How? How else? Behind a Mayor-like performance from the great Spencer Dinwiddie.
Try this on for size, little brother: 28 points (19 of them coming in the second half), 11-11 from the line, four assists, two rebounds, two steals, and zero turnovers. Add that to his 29-point performance from a year ago, and Spencer owns this series in a way that has to burn the few CSU fans knowledgeable to enough to notice (Seriously, how were the Ram students not booing him every time he touched the ball? That's student section 101). That's a platform of results that should keep the Mayor in office for as long as he wants the job.
YOU-CAN'T-GUARD-HIM *clap**clap**clap-clap-clap* From: the BDC |
Still, the cold reality is that the Buffs, outside of Spencer's heroics, did not play well enough to claim victory. In front of a hostile gym, they drew far too much iron from open looks, were too soft with the ball in many situations, and played below their true talent level.
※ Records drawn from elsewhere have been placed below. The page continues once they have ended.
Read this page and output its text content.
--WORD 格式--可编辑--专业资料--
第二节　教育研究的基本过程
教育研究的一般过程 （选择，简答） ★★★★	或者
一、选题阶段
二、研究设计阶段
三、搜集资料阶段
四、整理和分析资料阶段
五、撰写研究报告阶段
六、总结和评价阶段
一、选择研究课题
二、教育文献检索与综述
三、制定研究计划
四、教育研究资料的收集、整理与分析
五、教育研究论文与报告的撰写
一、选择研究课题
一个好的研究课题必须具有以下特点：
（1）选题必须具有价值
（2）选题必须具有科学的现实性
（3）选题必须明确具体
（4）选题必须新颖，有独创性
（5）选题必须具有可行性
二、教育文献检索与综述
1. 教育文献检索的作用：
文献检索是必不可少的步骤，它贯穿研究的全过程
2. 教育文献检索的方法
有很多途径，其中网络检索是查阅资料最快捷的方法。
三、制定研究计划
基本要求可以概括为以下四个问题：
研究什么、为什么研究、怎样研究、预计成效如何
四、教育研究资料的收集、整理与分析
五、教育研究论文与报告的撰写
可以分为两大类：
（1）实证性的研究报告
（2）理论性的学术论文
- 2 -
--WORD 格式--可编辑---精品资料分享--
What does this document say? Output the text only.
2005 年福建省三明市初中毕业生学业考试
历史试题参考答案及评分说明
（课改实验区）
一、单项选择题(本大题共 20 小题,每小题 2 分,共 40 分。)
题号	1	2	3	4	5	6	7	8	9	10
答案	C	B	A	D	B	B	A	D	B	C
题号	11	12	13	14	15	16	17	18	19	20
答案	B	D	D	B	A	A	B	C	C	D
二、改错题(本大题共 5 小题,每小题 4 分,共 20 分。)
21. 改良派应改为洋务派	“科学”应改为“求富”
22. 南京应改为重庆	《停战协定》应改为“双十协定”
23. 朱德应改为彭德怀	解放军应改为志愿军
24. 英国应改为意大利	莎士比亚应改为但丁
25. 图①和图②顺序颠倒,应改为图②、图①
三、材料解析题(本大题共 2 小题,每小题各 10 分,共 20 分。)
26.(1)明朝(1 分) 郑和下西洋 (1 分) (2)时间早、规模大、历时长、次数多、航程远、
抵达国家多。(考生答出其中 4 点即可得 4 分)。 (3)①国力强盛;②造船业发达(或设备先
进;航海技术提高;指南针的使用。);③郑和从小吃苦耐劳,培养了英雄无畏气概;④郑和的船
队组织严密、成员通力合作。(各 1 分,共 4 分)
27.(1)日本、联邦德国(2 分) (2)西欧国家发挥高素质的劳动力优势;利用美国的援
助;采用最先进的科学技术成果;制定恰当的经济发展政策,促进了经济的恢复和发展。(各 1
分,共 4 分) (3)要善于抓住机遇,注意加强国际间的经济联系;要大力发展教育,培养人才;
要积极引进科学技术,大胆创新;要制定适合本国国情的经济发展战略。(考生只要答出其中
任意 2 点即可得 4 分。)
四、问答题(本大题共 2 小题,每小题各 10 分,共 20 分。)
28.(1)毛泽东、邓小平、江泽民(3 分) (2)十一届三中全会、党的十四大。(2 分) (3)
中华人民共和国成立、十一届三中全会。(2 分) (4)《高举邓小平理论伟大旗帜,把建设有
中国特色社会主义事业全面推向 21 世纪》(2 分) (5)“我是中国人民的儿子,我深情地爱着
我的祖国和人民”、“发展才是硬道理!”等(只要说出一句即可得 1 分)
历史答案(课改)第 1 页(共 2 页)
If they had lost, it would be a rough pill to swallow. However, CU found a way to win an ugly game, against a tough team, in an intense atmosphere. A good sign of the developing maturity of this still-young roster. That it was freshman like Dustin Thomas (five offensive rebounds), Wesley Gordon (held scorer JJ Avila to 4-19 shooting), and, especially, Jaron Hopkins (10 points, including back-to-back threes that tilted momentum for good) that had the best non-Dinwiddie performances of the evening only furthers the 'growing-up' narrative.
Bigger fish to fry, of course, so there is no time to savor the eighth belt-notch of the campaign. MF'n Kansas comes to town, and it will require more than the Buffs have shown to date to bag one of the biggest wins in program history. They've got three days to prepare, I hope they take full advantage.